Nina Jäckle was born in Schwenningen in the Black Forest and grew up in Stuttgart. After Mittlere Reife, Jäckle pursued the career goal of becoming a translator for French literature. To this end, she attended language schools in Neuchâtel and Paris. She began writing at the age of 25. Nina Jäckle has written radio plays, and screenplays . Jäckle has been a member of the PEN Center Germany since 2008. In 2011, she was elected to the PEN Executive Committee as an advisor.

== Works ==

- Es gibt solche. Stories. Berlin Verlag, Berlin 2002, ISBN 3-8333-0103-1
- Noll. Novel. Berlin Verlag, Berlin 2004, ISBN 3-8270-0543-4
- Gleich nebenan. Novel. Berlin-Verlag, Berlin 2006, ISBN 3-8270-0654-6
- L'instant choisi. Novel. Editions Autrement, Paris 2008
- Hanne. Radio play. DSR 2006
- Das möblierte Zimmer short film, 2009
- Hanne, play, performance 2009
- Nai, oder was wie so ist, short story, Klöpfer & Meyer, Tübingen 2010
- Sevilla, novel, Berlin Verlag, Berlin 2010
- Zielinski. Roman, Klöpfer & Meyer, Tübingen 2011, ISBN 978-3-86351-002-2. (translated into Spanish, Editorial Serapis, Rosario 2013)
- Einer der Tage, short film 2012
- Der lange Atem, novel, Klöpfer & Meyer, Tübingen 2014, ISBN 978-3863510770
- Warten, short story, Kunststifter Verlag, 2014, ISBN 978-3942795241
- Stillhalten. Novel. Klöpfer & Meyer, Tübingen 2017, ISBN 978-3-86351-451-8.

== Awards ==

- GEDOK Literaturförderpreis (1995)
- Scholarship from the German Literature Fund (2003)
- Literature scholarship from the state of Baden-Württemberg (2004)
- Literature scholarship from the Stiftung Künstlerdorf Schöppingen NRW (2004)
- Karlsruhe Radio Play Prize (2004) for the radio play Auf allen Sendern, stündlich
- Stipendium des Heinrich-Heine-Haus der Stadt Lüneburg (2007)
- Stadtschreiberin Schwaz (2008)
- Burgschreiberin Beeskow 2009
- Literaturstipendium Herrenhaus Edenkoben, 2010
- Stipendium Literaturhaus Aargau, 2012
- Literature scholarship from the Free State of Bavaria, 2012
- Literature scholarship from the Centre national du livre, 2013
- Working scholarship from the German Literature Fund, 2013
- Tukanpreis 2014
- Italo Svevo Prize 2015
- Evangelischer Buchpreis 2015 for the novel Der lange Atem
- 2016/17 scholarship from the German Academy Rome Villa Massimo.

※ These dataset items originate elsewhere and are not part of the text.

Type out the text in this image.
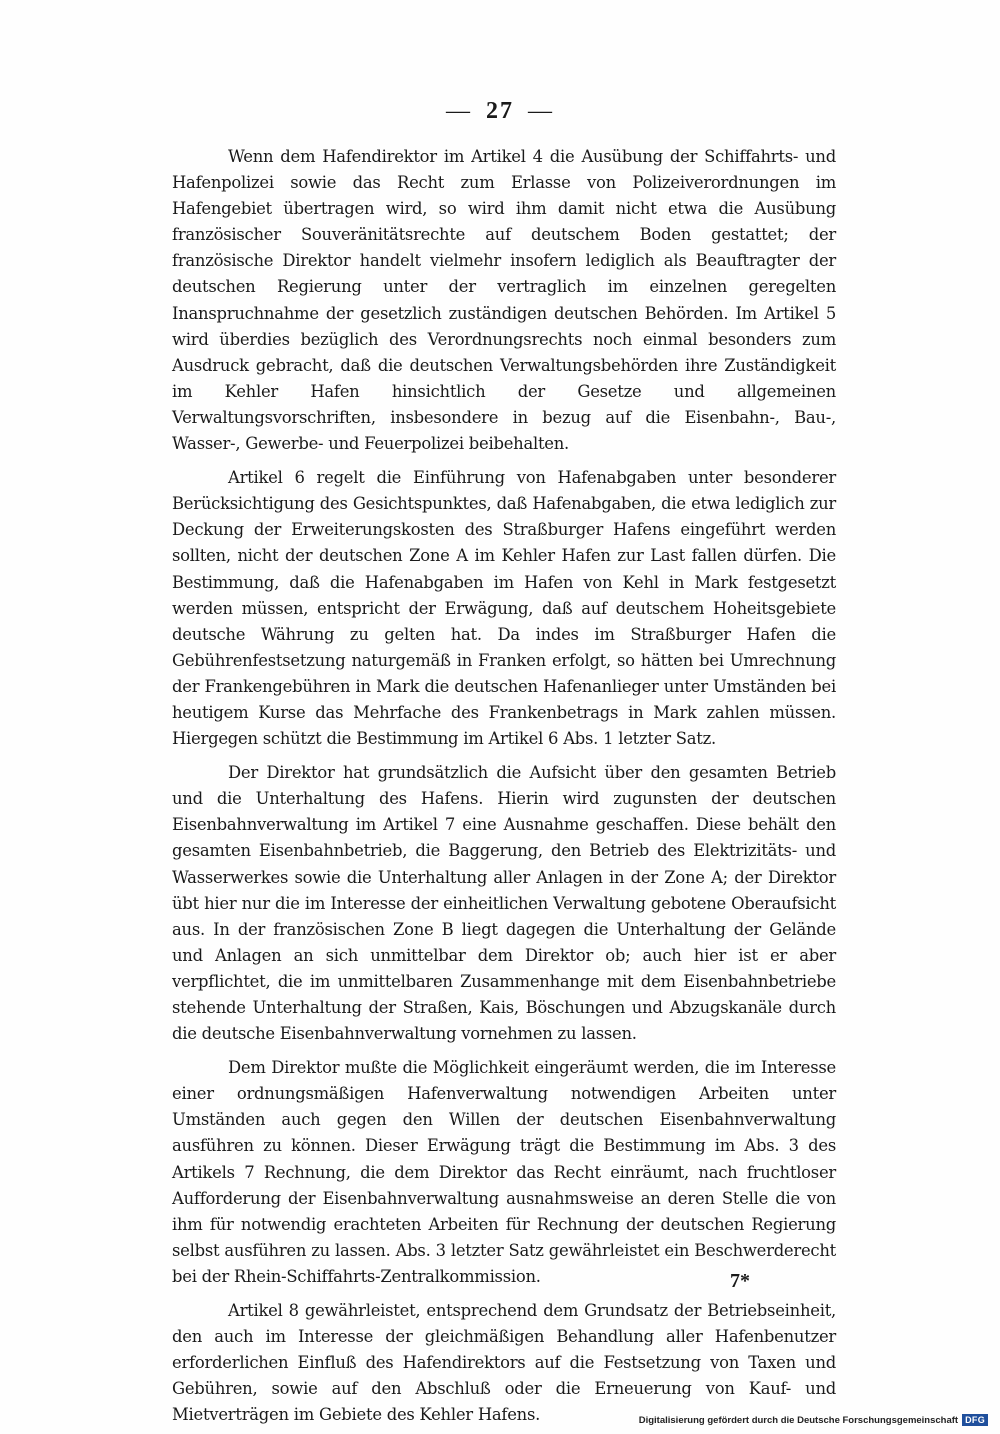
— 27 —

Wenn dem Hafendirektor im Artikel 4 die Ausübung der Schiffahrts- und Hafenpolizei sowie das Recht zum Erlasse von Polizeiverordnungen im Hafengebiet übertragen wird, so wird ihm damit nicht etwa die Ausübung französischer Souveränitätsrechte auf deutschem Boden gestattet; der französische Direktor handelt vielmehr insofern lediglich als Beauftragter der deutschen Regierung unter der vertraglich im einzelnen geregelten Inanspruchnahme der gesetzlich zuständigen deutschen Behörden. Im Artikel 5 wird überdies bezüglich des Verordnungsrechts noch einmal besonders zum Ausdruck gebracht, daß die deutschen Verwaltungsbehörden ihre Zuständigkeit im Kehler Hafen hinsichtlich der Gesetze und allgemeinen Verwaltungsvorschriften, insbesondere in bezug auf die Eisenbahn-, Bau-, Wasser-, Gewerbe- und Feuerpolizei beibehalten.

Artikel 6 regelt die Einführung von Hafenabgaben unter besonderer Berücksichtigung des Gesichtspunktes, daß Hafenabgaben, die etwa lediglich zur Deckung der Erweiterungskosten des Straßburger Hafens eingeführt werden sollten, nicht der deutschen Zone A im Kehler Hafen zur Last fallen dürfen. Die Bestimmung, daß die Hafenabgaben im Hafen von Kehl in Mark festgesetzt werden müssen, entspricht der Erwägung, daß auf deutschem Hoheitsgebiete deutsche Währung zu gelten hat. Da indes im Straßburger Hafen die Gebührenfestsetzung naturgemäß in Franken erfolgt, so hätten bei Umrechnung der Frankengebühren in Mark die deutschen Hafenanlieger unter Umständen bei heutigem Kurse das Mehrfache des Frankenbetrags in Mark zahlen müssen. Hiergegen schützt die Bestimmung im Artikel 6 Abs. 1 letzter Satz.

Der Direktor hat grundsätzlich die Aufsicht über den gesamten Betrieb und die Unterhaltung des Hafens. Hierin wird zugunsten der deutschen Eisenbahnverwaltung im Artikel 7 eine Ausnahme geschaffen. Diese behält den gesamten Eisenbahnbetrieb, die Baggerung, den Betrieb des Elektrizitäts- und Wasserwerkes sowie die Unterhaltung aller Anlagen in der Zone A; der Direktor übt hier nur die im Interesse der einheitlichen Verwaltung gebotene Oberaufsicht aus. In der französischen Zone B liegt dagegen die Unterhaltung der Gelände und Anlagen an sich unmittelbar dem Direktor ob; auch hier ist er aber verpflichtet, die im unmittelbaren Zusammenhange mit dem Eisenbahnbetriebe stehende Unterhaltung der Straßen, Kais, Böschungen und Abzugskanäle durch die deutsche Eisenbahnverwaltung vornehmen zu lassen.

Dem Direktor mußte die Möglichkeit eingeräumt werden, die im Interesse einer ordnungsmäßigen Hafenverwaltung notwendigen Arbeiten unter Umständen auch gegen den Willen der deutschen Eisenbahnverwaltung ausführen zu können. Dieser Erwägung trägt die Bestimmung im Abs. 3 des Artikels 7 Rechnung, die dem Direktor das Recht einräumt, nach fruchtloser Aufforderung der Eisenbahnverwaltung ausnahmsweise an deren Stelle die von ihm für notwendig erachteten Arbeiten für Rechnung der deutschen Regierung selbst ausführen zu lassen. Abs. 3 letzter Satz gewährleistet ein Beschwerderecht bei der Rhein-Schiffahrts-Zentralkommission.

Artikel 8 gewährleistet, entsprechend dem Grundsatz der Betriebseinheit, den auch im Interesse der gleichmäßigen Behandlung aller Hafenbenutzer erforderlichen Einfluß des Hafendirektors auf die Festsetzung von Taxen und Gebühren, sowie auf den Abschluß oder die Erneuerung von Kauf- und Mietverträgen im Gebiete des Kehler Hafens.

7*
Digitalisierung gefördert durch die Deutsche Forschungsgemeinschaft DFG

For the short film Das möblierte Zimmer she received:
- the Jury Prize and the Ebensee Bear in Gold, Ebensee Film Festival 2010.
- the Golden Diana and prize for best screenplay, 2010, Filmfestival Klopeiner See.
- AIFF, Best Experimental Film 2010.
- NovaraCinéFestival, best camera, 2010.